El tercer film de Paula Hernández la establece como una de las mejores directoras de la reciente filmografía argentina, lo cual no es poco teniendo en cuenta algunos de los nombres que podemos encontrar ahí (desde Lucrecia Martel hasta Ana Katz). Construye un relato conmovedor que gira alrededor de tres personajes, atrapados en un triángulo amoroso que nunca olvidarán ni dejarán del todo. Pocas películas logran con tanta rapidez y facilidad la conexión con el espectador: sospecho que esta es una de ellas. Gracias a la sutileza conque se maneja la historia de los personajes, podemos sentir lo que ellos están viviendo.
Lalo y Bruno (Alan Daicz y Agustin Pardella) son dos amigos inseparables. Lalo es de perfil más bien bajo: ese tipo de personas calladas, que miran todo el tiempo al piso y no quieren dañar a los demás. Bruno es más efusivo, más directo, aunque en el fondo también comparte la inocencia y el miedo de su amigo. Los cimientos de sus mundos son sacudidos ante la llegada de Lisa (Denise Groesman) una jovencita que parece decidida a tener su primera experiencia sexual con alguno de ellos dos. A partir de ese momento el nombre de Lalo cambiará: será Concha. Tanto su amigo como su amor (¿imposible?) lo llamarán así. Las cosas no parecen ir mejor para Bruno, que entablará una relación con Lisa pero no sabrá cómo mantenarla.

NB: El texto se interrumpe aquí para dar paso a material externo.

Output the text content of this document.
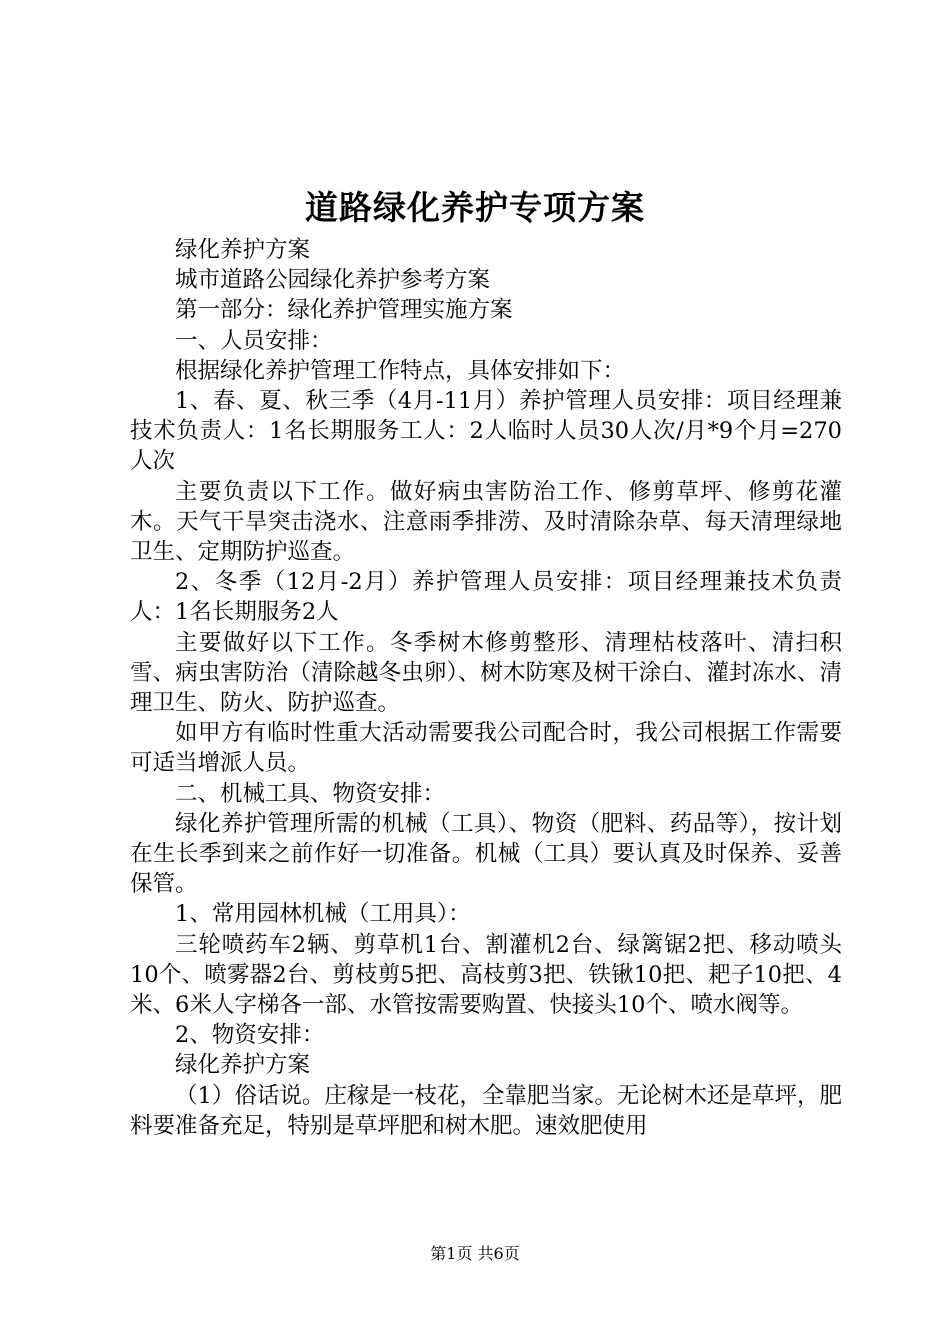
道路绿化养护专项方案

绿化养护方案

城市道路公园绿化养护参考方案

第一部分：绿化养护管理实施方案

一、人员安排：

根据绿化养护管理工作特点，具体安排如下：

1、春、夏、秋三季（4月-11月）养护管理人员安排：项目经理兼技术负责人：1名长期服务工人：2人临时人员30人次/月*9个月=270人次

主要负责以下工作。做好病虫害防治工作、修剪草坪、修剪花灌木。天气干旱突击浇水、注意雨季排涝、及时清除杂草、每天清理绿地卫生、定期防护巡查。

2、冬季（12月-2月）养护管理人员安排：项目经理兼技术负责人：1名长期服务2人

主要做好以下工作。冬季树木修剪整形、清理枯枝落叶、清扫积雪、病虫害防治（清除越冬虫卵）、树木防寒及树干涂白、灌封冻水、清理卫生、防火、防护巡查。

如甲方有临时性重大活动需要我公司配合时，我公司根据工作需要可适当增派人员。

二、机械工具、物资安排：

绿化养护管理所需的机械（工具）、物资（肥料、药品等），按计划在生长季到来之前作好一切准备。机械（工具）要认真及时保养、妥善保管。

1、常用园林机械（工用具）：

三轮喷药车2辆、剪草机1台、割灌机2台、绿篱锯2把、移动喷头10个、喷雾器2台、剪枝剪5把、高枝剪3把、铁锹10把、耙子10把、4米、6米人字梯各一部、水管按需要购置、快接头10个、喷水阀等。

2、物资安排：

绿化养护方案

（1）俗话说。庄稼是一枝花，全靠肥当家。无论树木还是草坪，肥料要准备充足，特别是草坪肥和树木肥。速效肥使用

第1页 共6页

Esa descripción de la historia parece adelantar demasiado, pero no: lo que importa aquí no es cuán original es, sino cómo está llevada a la pantalla grande. Es allí donde se luce todo el elenco, de tan buen nivel interpretativo que cuesta elogiar a uno por sobre el resto. Incluso los más chicos están bastante bien. Luis Ziembrowski (Bruno adulto) y Elena Roger (Lisa adulta) establecen una relación profunda y sincera, basada en las miradas, los gestos y las caricias. Es un placer verlos juntos en la pantalla y a la vez, una tristeza enorme. Igual que las breves apariciones del confundido Lalo (Peretti) que no sabe bien cómo reaccionar. La música Axel Krygier es bella y melancólica: hermosa. Pero a veces está en primer plano y parece indicarnos qué debemos sentir ante tal secuencia o momento climático. Es una pena, en un film cuya principal fortaleza es la sutileza conque maneja las historias dramáticas.

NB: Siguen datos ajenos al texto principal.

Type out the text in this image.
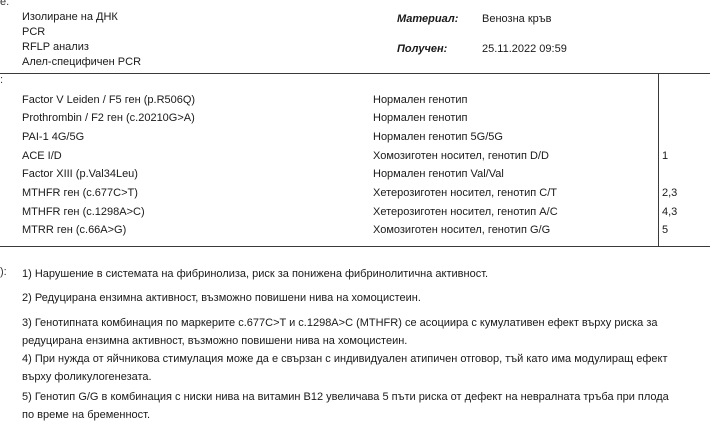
e.
Изолиране на ДНК
PCR
RFLP анализ
Алел-специфичен PCR
Материал: Венозна кръв
Получен:	25.11.2022 09:59
:
Factor V Leiden / F5 ген (p.R506Q)	Нормален генотип
Prothrombin / F2 ген (c.20210G>A)	Нормален генотип
PAI-1 4G/5G	Нормален генотип 5G/5G
ACE I/D	Хомозиготен носител, генотип D/D	1
Factor XIII (p.Val34Leu)	Нормален генотип Val/Val
MTHFR ген (c.677C>T)	Хетерозиготен носител, генотип C/T	2,3
MTHFR ген (c.1298A>C)	Хетерозиготен носител, генотип A/C	4,3
MTRR ген (c.66A>G)	Хомозиготен носител, генотип G/G	5
): 1) Нарушение в системата на фибринолиза, риск за понижена фибринолитична активност.
2) Редуцирана ензимна активност, възможно повишени нива на хомоцистеин.
3) Генотипната комбинация по маркерите c.677C>T и c.1298A>C (MTHFR) се асоциира с кумулативен ефект върху риска за редуцирана ензимна активност, възможно повишени нива на хомоцистеин.
4) При нужда от яйчникова стимулация може да е свързан с индивидуален атипичен отговор, тъй като има модулиращ ефект върху фоликулогенезата.
5) Генотип G/G в комбинация с ниски нива на витамин B12 увеличава 5 пъти риска от дефект на невралната тръба при плода по време на бременност.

Mientras la miraba recordaba situaciones de mi propia vida: cuando una película, además de ser una amalgama emocional, me retrotrae a distintas etapas de mi vida, la considero un suceso en mi corazón. Son esas a las que vuelvo con el paso del tiempo para reveerlas con el mismo interés (o quizás mayor). Más aún si el título es Un Amor. No hay mejor descripción posible.